Dec 8, 2025 | Science and Tech

The fungus would ostensibly be much easier and cheaper to cultivate than chicken, with less land required and a reduced impact on the environment.

The breakthrough was first announced in an article entitled “Dual enhancement of mycoprotein nutrition and sustainability via CRISPR-mediated metabolic engineering of Fusarium venenatum,” published in the journal Trends in Biology on November 19.

Fusarium venenatum is an edible fungus that already had a high protein content. A company called Quorn has been growing the fungus and fermenting it into a commercially-available “mycoprotein” or meat substitute for vegan and vegetarian meals. According to Quorn, it can produce edible protein with 95-percent less carbon emissions than a comparable amount of ground beef. Also according to Quorn, the mycoprotein is “delicious.”

The Chinese team used CRISPR (Clustered Regularly Interspaced Short Palindromic Repeats), a powerful suite of gene-editing tools, to enhance fusarium venenatum so that it would grow faster, with a higher yield of protein, and even less environmental impact. The modified fungus also reportedly tastes better and is easier to digest.

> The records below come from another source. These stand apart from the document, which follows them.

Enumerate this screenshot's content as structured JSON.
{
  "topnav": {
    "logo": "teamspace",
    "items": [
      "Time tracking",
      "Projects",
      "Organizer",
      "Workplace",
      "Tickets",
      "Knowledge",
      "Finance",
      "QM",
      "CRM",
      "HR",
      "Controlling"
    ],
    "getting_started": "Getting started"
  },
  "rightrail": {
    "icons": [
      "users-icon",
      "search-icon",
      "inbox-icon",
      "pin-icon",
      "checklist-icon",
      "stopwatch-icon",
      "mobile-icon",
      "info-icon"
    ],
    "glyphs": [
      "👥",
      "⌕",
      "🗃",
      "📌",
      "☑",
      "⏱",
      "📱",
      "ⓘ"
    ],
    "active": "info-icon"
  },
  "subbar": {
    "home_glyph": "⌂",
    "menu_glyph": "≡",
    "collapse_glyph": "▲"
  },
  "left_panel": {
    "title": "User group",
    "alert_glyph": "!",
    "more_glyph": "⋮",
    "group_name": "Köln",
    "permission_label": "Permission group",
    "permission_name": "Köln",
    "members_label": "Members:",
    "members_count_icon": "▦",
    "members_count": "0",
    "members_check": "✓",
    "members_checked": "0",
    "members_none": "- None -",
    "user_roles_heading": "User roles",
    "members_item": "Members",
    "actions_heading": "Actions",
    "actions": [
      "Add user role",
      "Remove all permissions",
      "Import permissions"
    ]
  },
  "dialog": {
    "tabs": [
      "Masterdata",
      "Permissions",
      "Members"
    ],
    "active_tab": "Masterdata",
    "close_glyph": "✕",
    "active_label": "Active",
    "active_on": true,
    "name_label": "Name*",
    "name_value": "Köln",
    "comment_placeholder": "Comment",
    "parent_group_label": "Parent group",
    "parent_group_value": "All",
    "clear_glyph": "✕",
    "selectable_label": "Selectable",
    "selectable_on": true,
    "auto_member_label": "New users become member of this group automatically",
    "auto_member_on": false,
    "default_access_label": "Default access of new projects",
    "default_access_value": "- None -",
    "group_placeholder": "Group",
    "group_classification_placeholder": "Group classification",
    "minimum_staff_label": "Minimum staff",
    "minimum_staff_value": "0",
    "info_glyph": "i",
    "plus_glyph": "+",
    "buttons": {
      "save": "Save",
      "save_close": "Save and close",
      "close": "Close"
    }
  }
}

“There is a popular demand for better and more sustainable protein for food. We successfully made a fungus not only more nutritious but also more environmentally friendly by tweaking its genes,” said one of the paper’s authors, Xiao Liu of Jiangnan University in Wuxi, China.

Xiao and his colleagues said they did not have to introduce any foreign DNA into the fungus to accomplish their goals. Instead, they deleted two genes from the fungus that made its cell walls thick and difficult for humans to digest. This tweak also made it possible for the fungus to generate more protein with fewer nutrients.

The resulting strain, dubbed FCPD, uses 44 percent less sugar and produces protein 88 percent faster than unmodified fusarium venenatum. The design team calculated that FCPD grown and harvested at scale would generate 60 percent less greenhouse gas emissions than the original strain, and would require 70 percent less land than comparable chicken farms.

The South China Morning Post (SCMP) cited on Monday a 2024 study from the University of California, Davis, that found most current proposals for replacing beef with lab-grown meats on an industrial scale would have minimal net benefits for the environment, and might even be worse than raising beef cattle.

Chicken farming is considered to be more environmentally friendly than beef, so lab-grown protein proposals are usually compared to chicken for taste, nutrition, efficiency, and environmental impact.

The FCPD strain of mycoprotein appears, at least on paper, to be one of the few alternatives that could have significant net environmental benefits compared to chicken farming, coupled with sufficient production speed – assuming, of course, that consumers are willing to eat it.